Notre commentaire sur son point de vue :

Disons franchement que l’utilisation du mot « siècle » alors même qu’on le commence, c’est quasi une insulte pour les années à venir. On est clairement dans l’hyperbole et, effet négatif de ce type de mention, bien des amateurs vont mettre le signe = entre 2016 et Prix (qui serait justifié par cette mention « siècle »).
De la part de Bordeaux, ce serait nettement mieux de préciser les caractéristiques fondamentales du vin : sa capacité à plaire dans les jeunes années, avec un coefficient de 1 à 5; sa capacité à tenir deux ou trois décennies, là aussi avec un coefficient 1 à 5; son harmonie entre fruité, finesse, fraîcheur et équilibre ; etc…
D’une part, ce serait déjà bien plus intéressant que de nous bassiner du siècle en veux-tu, en-voilà; et surtout cela donnerait des indications plus valables pour justifier des achats à encaver.
Et comme ailleurs aussi on a du tout grand, style Bourgogne ou Rhône, va falloir qu’on joue tous au loto !

Argumentons plus avant :

Il est plus qu’évident que Bordeaux a réussi un 2016 de tout premier ordre, probablement capable, pour plus d’un cru, d’être qualitativement plus attractif que le déjà fameux 2015.
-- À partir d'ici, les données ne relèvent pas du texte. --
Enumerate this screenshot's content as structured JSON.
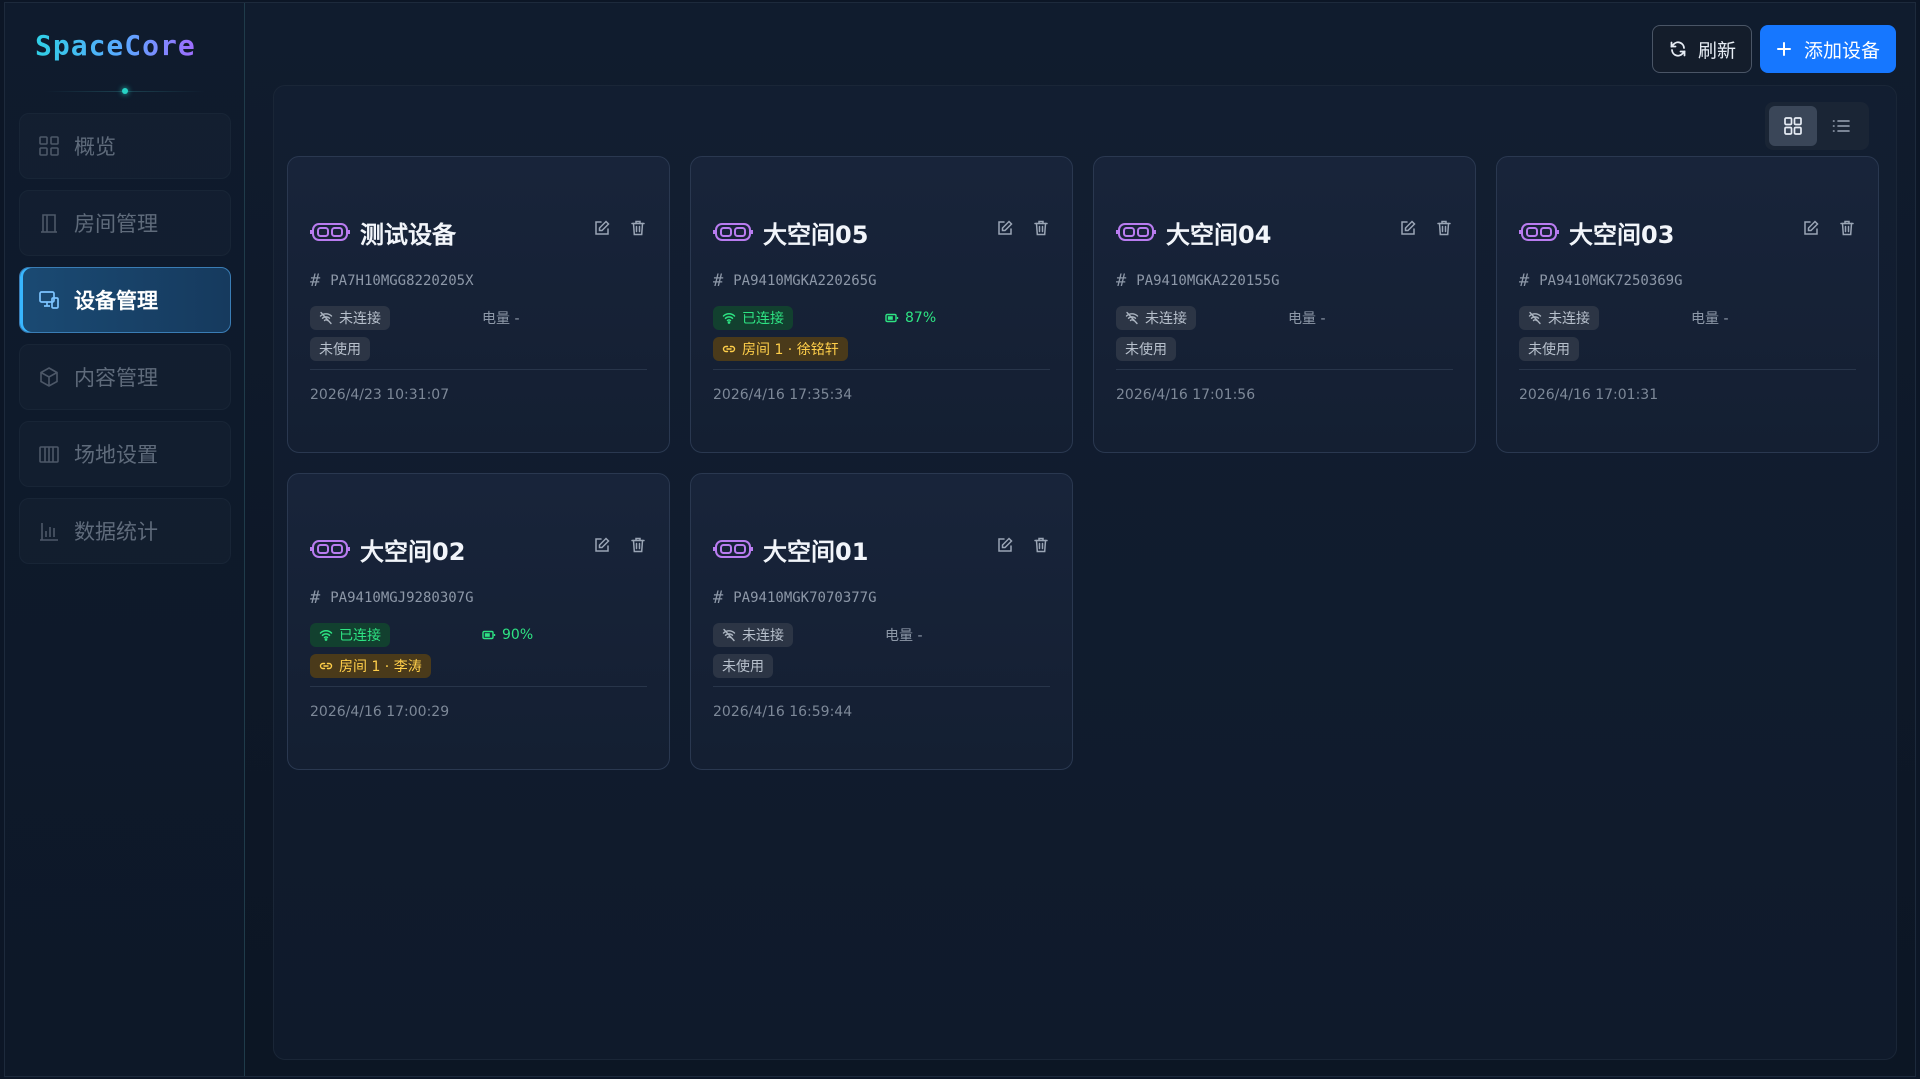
{
  "app": {
    "logo": "SpaceCore"
  },
  "sidebar": {
    "items": [
      {
        "label": "概览",
        "icon": "grid-icon",
        "active": false
      },
      {
        "label": "房间管理",
        "icon": "door-icon",
        "active": false
      },
      {
        "label": "设备管理",
        "icon": "devices-icon",
        "active": true
      },
      {
        "label": "内容管理",
        "icon": "cube-icon",
        "active": false
      },
      {
        "label": "场地设置",
        "icon": "venue-icon",
        "active": false
      },
      {
        "label": "数据统计",
        "icon": "bar-chart-icon",
        "active": false
      }
    ]
  },
  "toolbar": {
    "refresh_label": "刷新",
    "add_label": "添加设备"
  },
  "view": {
    "mode": "grid"
  },
  "colors": {
    "accent": "#1677ff",
    "connected": "#2ee383",
    "room": "#ffcf4a",
    "vr_icon": "#b97cf0"
  },
  "devices": [
    {
      "name": "测试设备",
      "serial": "PA7H10MGG8220205X",
      "status": "未连接",
      "connected": false,
      "battery": "电量 -",
      "usage": "未使用",
      "in_room": false,
      "time": "2026/4/23 10:31:07"
    },
    {
      "name": "大空间05",
      "serial": "PA9410MGKA220265G",
      "status": "已连接",
      "connected": true,
      "battery": "87%",
      "usage": "房间 1 · 徐铭轩",
      "in_room": true,
      "time": "2026/4/16 17:35:34"
    },
    {
      "name": "大空间04",
      "serial": "PA9410MGKA220155G",
      "status": "未连接",
      "connected": false,
      "battery": "电量 -",
      "usage": "未使用",
      "in_room": false,
      "time": "2026/4/16 17:01:56"
    },
    {
      "name": "大空间03",
      "serial": "PA9410MGK7250369G",
      "status": "未连接",
      "connected": false,
      "battery": "电量 -",
      "usage": "未使用",
      "in_room": false,
      "time": "2026/4/16 17:01:31"
    },
    {
      "name": "大空间02",
      "serial": "PA9410MGJ9280307G",
      "status": "已连接",
      "connected": true,
      "battery": "90%",
      "usage": "房间 1 · 李涛",
      "in_room": true,
      "time": "2026/4/16 17:00:29"
    },
    {
      "name": "大空间01",
      "serial": "PA9410MGK7070377G",
      "status": "未连接",
      "connected": false,
      "battery": "电量 -",
      "usage": "未使用",
      "in_room": false,
      "time": "2026/4/16 16:59:44"
    }
  ]
}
Le temps nous dira lequel de ces deux millésimes tiendra plusieurs décennies avec des évolutions nous remettant en mémoire des 61, des 83 (Margaux géant) , un 86 (comme Pape-Clément), des 2001 ou des 2005.

Les commentaires qu’on entend ici et là sont manifestement dits avec un sourire qu’on ne cache plus. Et, avantage supplémentaire : il y a du volume.

Ce qui sera intéressant à analyser lors des réunions « primeur » sera la position du balancier entre « puissance bodybuildée » et « complexité d’une finesse élégante et savoureuse« . On sait que dans le premier cas, il n’est pas évident que la bouteille soit vide en fin de repas et dans le second qu’il faille discuter ferme pour rappeler le rôle essentiel d’un vin : être un compagnon de qualité pour une belle convivialité entre amis, sur des mets respectables.

Gageons ainsi que Figeac, La Conseillante, Vieux Château Certan, Ausone, Léoville-Poyferré, Montrose, Haut-Marbuzet, Les Carmes Haut-Brion seront du bon côté. Et ils ne seront pas seuls car Bordeaux a bien négocié ce virage tant attendu vers de nouveaux équilibres où le vin n’est pas qu’un bien destiné à des concours de musculation avancée avec une vanille trop flatteuse, mais où on se souvient qu’il est destiné à de belles tablées où les topettes sont séchées avec allégresse… sans de sempiternelles génuflexions devant des étiquettes intimidantes.

Pour les blancs, là, je n’ai pas encore d’informations spécifiques… mais ça ne saurait tarder.

POLITIQUE

Comment ne pas être atterré devant ce véritable désastre qui va nous mener on ne sait où. Des politiques incapables de gérer leur communication et d’avouer clairement leurs fautes, incapables de comprendre la force d’un ras le bol général et sans oublier des médias naviguant à l’aise dans les caniveaux de la médiocrité en espérant des rentrées financières via des ventes stimulées par des titres aguicheurs ?

On donne là un sacré grain à moudre aux thèses du livre « Décadence » de Michel Onfray (lire son attaque cinglante du jacobinisme dans le dernier n° de l’Express).

Bon : pour paraphraser Michel Audiard, dans les Tontons Flingueurs, quand Blier n’en peut plus de prendre des coups …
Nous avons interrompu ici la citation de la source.